Score: 2.4662459762262894
License: http://creativecommons.org/licenses/by-nc-sa/4.0/
Abstract: Most existing latent-space models for dynamical systems require fixing the latent dimension in advance, they rely on complex loss balancing to approximate linear dynamics, and they don't regularize the latent variables. We introduce RRAEDy, a model that removes these limitations by discovering the appropriate latent dimension, while enforcing both regularized and linearized dynamics in the latent space. Built upon Rank-Reduction Autoencoders (RRAEs), RRAEDy automatically rank and prune latent variables through their singular values while learning a latent Dynamic Mode Decomposition (DMD) operator that governs their temporal progression.
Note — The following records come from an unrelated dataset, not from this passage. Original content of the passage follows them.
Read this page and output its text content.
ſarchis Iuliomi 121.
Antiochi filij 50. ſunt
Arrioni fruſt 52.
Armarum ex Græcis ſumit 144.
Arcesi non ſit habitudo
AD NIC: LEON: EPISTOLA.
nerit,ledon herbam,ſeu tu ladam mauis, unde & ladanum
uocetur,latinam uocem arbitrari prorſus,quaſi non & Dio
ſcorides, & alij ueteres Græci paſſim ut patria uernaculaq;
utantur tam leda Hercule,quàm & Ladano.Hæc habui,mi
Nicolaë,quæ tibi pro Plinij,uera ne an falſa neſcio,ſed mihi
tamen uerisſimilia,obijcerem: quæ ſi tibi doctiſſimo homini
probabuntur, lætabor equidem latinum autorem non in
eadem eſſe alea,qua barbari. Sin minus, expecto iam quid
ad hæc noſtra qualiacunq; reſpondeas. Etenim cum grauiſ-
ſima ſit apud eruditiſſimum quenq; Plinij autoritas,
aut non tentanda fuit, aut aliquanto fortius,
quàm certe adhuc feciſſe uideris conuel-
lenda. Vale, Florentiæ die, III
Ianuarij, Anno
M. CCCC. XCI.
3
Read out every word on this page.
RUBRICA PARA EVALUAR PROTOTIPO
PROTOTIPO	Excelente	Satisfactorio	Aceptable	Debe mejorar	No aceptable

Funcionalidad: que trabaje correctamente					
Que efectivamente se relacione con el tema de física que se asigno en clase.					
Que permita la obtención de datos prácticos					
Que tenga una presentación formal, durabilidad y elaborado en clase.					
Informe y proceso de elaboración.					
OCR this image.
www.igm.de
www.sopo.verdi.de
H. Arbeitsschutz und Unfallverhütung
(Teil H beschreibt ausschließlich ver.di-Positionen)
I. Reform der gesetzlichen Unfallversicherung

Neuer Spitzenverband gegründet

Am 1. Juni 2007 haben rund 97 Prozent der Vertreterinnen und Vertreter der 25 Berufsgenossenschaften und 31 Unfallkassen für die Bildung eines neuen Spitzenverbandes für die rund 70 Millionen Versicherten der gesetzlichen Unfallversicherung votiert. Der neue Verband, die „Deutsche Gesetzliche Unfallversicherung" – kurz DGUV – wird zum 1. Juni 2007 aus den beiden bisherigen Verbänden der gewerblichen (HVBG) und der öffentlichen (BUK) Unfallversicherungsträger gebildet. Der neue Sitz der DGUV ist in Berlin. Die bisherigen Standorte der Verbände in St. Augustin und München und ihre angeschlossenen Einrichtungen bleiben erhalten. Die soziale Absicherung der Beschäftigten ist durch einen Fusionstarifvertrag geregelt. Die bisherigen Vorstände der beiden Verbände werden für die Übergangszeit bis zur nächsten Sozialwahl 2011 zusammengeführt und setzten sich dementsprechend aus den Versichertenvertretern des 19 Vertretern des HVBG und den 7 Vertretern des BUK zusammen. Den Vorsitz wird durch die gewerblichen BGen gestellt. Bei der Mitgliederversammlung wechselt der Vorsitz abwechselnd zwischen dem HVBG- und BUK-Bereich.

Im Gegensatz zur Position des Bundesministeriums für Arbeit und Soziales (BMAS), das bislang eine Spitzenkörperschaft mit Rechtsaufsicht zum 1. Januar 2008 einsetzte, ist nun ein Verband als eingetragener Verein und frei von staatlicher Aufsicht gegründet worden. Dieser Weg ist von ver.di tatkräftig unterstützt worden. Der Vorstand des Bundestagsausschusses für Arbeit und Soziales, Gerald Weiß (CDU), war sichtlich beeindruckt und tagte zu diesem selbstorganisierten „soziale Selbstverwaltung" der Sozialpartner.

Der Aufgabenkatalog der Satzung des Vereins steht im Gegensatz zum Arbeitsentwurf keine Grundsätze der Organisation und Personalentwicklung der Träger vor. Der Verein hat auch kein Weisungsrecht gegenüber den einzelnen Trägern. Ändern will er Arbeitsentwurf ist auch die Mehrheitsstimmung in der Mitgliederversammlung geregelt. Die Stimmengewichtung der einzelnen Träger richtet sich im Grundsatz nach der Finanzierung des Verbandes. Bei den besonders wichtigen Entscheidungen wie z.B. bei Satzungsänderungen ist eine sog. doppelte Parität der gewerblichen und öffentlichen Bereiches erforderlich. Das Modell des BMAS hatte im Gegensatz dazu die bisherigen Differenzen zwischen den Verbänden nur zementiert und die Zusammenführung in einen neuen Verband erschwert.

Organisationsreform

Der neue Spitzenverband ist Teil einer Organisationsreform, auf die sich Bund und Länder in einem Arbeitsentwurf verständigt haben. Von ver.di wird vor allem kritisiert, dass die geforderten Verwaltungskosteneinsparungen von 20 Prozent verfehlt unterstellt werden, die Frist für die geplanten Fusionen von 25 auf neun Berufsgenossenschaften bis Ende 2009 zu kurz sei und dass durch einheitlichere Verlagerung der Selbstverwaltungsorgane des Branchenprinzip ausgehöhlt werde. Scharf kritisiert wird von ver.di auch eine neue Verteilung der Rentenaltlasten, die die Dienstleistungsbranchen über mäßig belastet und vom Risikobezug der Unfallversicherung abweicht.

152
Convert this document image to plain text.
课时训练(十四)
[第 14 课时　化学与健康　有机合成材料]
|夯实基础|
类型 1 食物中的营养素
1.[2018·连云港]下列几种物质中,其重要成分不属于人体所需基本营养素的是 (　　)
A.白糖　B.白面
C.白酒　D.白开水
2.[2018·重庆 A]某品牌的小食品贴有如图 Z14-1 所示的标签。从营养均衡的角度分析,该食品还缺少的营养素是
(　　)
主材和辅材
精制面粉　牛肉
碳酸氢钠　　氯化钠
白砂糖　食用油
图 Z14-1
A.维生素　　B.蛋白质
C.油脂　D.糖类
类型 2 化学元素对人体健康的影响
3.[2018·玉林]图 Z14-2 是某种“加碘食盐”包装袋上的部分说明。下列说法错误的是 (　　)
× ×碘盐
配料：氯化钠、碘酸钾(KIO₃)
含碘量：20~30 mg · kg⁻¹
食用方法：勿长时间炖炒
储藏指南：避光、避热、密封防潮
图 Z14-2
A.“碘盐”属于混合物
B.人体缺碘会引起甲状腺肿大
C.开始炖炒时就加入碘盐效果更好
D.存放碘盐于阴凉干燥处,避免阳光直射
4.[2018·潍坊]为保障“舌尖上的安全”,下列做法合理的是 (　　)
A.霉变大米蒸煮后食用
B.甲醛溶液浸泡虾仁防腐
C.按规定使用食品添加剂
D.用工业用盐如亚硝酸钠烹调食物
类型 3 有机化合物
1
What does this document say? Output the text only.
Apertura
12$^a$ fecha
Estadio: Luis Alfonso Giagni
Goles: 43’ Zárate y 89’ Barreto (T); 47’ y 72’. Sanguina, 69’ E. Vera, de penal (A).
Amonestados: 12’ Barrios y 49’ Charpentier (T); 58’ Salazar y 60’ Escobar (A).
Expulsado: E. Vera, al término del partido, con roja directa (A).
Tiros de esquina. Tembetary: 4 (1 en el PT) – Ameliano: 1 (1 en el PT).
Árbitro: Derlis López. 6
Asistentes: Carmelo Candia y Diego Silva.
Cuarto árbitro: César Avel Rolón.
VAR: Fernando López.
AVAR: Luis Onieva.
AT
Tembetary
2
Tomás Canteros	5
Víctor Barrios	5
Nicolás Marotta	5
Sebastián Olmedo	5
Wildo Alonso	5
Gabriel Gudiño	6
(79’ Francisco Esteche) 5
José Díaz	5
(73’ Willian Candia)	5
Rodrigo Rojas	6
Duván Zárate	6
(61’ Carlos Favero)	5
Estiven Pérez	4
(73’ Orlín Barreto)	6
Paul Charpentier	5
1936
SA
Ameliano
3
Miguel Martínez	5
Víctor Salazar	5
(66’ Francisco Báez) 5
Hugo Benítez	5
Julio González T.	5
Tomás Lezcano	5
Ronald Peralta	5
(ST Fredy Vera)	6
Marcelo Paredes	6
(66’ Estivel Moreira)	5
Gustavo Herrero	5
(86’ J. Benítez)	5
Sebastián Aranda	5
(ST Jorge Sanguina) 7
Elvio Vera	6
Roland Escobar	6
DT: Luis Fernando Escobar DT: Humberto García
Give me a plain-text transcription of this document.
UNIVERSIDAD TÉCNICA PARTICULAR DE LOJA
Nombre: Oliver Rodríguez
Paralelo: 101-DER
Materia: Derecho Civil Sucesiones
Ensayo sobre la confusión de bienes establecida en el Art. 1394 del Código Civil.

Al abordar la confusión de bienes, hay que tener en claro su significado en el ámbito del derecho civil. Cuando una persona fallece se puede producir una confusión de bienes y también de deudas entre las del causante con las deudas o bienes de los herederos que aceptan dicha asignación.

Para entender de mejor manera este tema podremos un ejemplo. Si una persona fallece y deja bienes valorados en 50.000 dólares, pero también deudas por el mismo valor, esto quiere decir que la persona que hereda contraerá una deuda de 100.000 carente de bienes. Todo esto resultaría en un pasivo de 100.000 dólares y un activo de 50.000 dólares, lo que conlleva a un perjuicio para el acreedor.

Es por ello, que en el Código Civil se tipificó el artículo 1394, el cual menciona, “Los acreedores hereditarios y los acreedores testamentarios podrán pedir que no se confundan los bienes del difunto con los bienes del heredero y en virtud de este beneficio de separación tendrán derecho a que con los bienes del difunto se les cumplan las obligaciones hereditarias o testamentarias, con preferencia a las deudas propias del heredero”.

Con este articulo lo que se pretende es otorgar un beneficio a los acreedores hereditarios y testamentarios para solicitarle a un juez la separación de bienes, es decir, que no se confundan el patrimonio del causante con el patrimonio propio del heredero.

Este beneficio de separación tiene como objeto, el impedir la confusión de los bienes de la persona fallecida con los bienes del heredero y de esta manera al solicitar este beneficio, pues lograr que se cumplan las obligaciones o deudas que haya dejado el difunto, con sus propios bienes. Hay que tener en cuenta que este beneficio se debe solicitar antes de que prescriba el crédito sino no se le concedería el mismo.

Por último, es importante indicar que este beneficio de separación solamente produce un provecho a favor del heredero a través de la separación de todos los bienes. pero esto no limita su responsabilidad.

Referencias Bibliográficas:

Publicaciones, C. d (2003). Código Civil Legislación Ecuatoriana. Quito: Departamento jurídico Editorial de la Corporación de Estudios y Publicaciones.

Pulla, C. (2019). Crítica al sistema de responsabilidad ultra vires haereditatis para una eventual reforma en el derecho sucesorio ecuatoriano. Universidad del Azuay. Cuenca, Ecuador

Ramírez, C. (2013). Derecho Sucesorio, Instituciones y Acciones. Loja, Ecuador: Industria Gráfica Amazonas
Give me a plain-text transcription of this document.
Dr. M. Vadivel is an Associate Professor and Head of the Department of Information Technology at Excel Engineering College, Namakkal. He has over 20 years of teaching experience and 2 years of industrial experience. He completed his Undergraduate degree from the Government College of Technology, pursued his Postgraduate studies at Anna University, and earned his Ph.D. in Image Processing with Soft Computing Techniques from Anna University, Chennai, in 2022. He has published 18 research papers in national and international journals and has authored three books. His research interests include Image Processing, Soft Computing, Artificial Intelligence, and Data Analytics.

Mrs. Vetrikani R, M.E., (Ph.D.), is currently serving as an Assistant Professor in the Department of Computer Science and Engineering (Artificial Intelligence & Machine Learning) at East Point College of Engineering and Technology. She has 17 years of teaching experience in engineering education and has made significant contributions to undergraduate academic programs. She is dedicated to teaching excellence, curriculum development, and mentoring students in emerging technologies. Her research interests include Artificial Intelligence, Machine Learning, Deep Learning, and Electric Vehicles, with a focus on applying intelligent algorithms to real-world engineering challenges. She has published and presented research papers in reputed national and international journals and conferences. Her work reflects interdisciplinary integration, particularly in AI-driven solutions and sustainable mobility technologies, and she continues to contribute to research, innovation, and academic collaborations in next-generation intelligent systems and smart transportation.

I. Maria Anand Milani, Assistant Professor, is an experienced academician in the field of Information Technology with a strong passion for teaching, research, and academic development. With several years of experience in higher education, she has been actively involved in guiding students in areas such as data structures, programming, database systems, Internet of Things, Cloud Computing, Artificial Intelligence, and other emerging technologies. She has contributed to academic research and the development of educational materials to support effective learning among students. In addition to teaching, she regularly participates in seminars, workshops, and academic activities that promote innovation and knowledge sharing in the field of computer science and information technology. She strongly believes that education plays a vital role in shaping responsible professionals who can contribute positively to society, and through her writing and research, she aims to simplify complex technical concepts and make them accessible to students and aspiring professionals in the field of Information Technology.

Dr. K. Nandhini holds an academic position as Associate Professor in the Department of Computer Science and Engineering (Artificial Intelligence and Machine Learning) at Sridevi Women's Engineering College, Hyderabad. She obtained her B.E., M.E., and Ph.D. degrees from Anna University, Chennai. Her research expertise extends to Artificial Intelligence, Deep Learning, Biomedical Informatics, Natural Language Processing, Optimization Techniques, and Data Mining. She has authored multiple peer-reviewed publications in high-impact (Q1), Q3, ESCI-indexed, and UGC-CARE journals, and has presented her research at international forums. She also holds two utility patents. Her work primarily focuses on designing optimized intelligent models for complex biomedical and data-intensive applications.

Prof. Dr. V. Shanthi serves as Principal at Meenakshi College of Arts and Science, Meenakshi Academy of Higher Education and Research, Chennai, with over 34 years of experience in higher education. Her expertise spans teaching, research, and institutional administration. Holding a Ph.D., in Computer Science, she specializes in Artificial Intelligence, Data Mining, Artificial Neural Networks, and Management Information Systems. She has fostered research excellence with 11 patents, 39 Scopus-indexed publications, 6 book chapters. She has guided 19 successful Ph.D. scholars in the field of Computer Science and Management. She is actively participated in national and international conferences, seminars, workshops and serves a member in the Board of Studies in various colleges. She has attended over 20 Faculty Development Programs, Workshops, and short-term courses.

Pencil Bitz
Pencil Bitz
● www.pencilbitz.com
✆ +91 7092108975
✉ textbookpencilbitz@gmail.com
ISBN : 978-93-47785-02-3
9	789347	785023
This structure-free yet linearly constrained formulation enables the model to learn stable and low-dimensional dynamics without auxiliary losses or manual tuning. We provide theoretical analysis demonstrating the stability of the learned operator and showcase the generality of our model by proposing an extension that handles parametric ODEs. Experiments on canonical benchmarks, including the Van der Pol oscillator, Burgers' equation, 2D Navier-Stokes, and Rotating Gaussians, show that RRAEDy achieves accurate and robust predictions. Our code is open-source and available at https://github.com/JadM133/RRAEDy. We also provide a video summarizing the main results at https://youtu.be/ox70mSSMGrM.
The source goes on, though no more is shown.